4. Como óculos especiais funcionam para prevenir a miopia?
Diferentemente dos óculos convencionais, os óculos para controle da miopia não têm como objetivo apenas corrigir a visão, mas também agir terapeuticamente. Esses modelos são projetados para criar um desfoque míope na periferia da retina, com o intuito de frear o crescimento excessivo do globo ocular.

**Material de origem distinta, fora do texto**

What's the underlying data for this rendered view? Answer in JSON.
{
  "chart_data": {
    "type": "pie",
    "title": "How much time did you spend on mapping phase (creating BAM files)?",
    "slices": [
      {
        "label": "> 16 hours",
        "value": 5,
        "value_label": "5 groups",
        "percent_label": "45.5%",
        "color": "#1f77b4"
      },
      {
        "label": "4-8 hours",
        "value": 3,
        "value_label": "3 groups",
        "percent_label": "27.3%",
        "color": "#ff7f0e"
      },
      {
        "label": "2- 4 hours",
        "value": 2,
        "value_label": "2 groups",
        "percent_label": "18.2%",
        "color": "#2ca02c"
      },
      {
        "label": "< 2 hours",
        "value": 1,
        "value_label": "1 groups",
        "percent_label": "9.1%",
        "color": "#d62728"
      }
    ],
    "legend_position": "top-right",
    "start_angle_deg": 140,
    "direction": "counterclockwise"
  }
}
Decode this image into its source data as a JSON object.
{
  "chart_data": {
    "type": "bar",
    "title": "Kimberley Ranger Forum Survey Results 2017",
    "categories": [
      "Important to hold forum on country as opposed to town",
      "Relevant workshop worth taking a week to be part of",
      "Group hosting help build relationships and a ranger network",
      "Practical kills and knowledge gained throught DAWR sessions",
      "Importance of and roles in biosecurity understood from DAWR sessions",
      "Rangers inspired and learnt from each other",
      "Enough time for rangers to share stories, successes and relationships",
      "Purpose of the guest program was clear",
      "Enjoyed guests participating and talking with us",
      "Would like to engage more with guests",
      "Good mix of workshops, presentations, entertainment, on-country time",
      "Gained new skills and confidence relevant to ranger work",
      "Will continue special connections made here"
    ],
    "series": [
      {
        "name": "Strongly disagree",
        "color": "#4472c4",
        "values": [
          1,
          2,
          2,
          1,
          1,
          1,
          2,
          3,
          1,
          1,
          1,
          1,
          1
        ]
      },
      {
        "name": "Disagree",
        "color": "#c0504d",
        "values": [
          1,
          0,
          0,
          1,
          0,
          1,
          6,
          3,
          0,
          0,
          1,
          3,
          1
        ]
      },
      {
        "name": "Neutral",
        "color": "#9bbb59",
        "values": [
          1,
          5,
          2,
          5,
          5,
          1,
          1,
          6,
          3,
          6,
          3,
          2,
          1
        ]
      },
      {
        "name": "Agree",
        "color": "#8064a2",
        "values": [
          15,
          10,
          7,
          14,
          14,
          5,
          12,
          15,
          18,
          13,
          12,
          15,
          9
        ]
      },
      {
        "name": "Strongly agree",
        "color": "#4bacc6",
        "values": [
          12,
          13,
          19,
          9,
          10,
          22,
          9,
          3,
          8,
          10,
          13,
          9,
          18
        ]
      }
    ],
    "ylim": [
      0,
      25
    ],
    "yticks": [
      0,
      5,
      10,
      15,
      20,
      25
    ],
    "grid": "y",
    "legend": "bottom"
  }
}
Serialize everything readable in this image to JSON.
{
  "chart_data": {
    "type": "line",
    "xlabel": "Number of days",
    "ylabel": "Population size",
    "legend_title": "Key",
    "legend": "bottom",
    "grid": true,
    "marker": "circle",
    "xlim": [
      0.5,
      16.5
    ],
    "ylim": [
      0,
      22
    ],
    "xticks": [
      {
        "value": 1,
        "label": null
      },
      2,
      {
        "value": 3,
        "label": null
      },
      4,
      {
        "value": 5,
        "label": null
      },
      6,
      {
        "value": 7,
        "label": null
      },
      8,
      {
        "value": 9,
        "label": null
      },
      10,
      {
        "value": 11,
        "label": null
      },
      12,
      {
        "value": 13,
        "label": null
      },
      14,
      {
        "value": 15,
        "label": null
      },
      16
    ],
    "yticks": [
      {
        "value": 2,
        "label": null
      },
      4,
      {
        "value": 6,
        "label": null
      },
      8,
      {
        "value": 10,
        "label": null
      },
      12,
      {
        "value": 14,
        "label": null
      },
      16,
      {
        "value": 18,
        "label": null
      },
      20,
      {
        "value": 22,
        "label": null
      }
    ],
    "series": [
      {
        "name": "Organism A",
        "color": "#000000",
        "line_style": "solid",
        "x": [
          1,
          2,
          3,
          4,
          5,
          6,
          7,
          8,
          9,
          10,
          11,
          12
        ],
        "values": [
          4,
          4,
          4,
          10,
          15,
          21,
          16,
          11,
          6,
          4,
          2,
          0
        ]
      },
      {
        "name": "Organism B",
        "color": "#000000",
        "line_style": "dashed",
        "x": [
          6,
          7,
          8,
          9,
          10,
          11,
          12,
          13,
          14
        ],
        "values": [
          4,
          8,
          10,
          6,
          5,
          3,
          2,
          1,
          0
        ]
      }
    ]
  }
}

O fundamento fisiológico está na hipótese de que a retina periférica é sensível ao tipo de imagem que recebe. Quando exposta a um desfoque hipermetrópico (a imagem se forma atrás da retina), ela envia sinais bioquímicos que estimulam o crescimento do olho, agravando a miopia. Ao inverter esse sinal, criando um desfoque míope (a imagem se forma antes da retina) de maneira controlada na periferia, os óculos conseguem reduzir ou até mesmo interromper esse crescimento axial.
Entre as tecnologias mais conhecidas estão:
- Lentes com segmentos múltiplos de desfoque (DIMS): como as MiYOSMART, possuem uma zona central clara para visão nítida e uma região periférica com centenas de pequenos segmentos com poder positivo (+3,50D), criando um desfoque míope. Estudos mostraram que elas podem reduzir a progressão da miopia em até 60%. Sua tecnologia também permite boa tolerância visual, mesmo durante atividades escolares ou uso prolongado.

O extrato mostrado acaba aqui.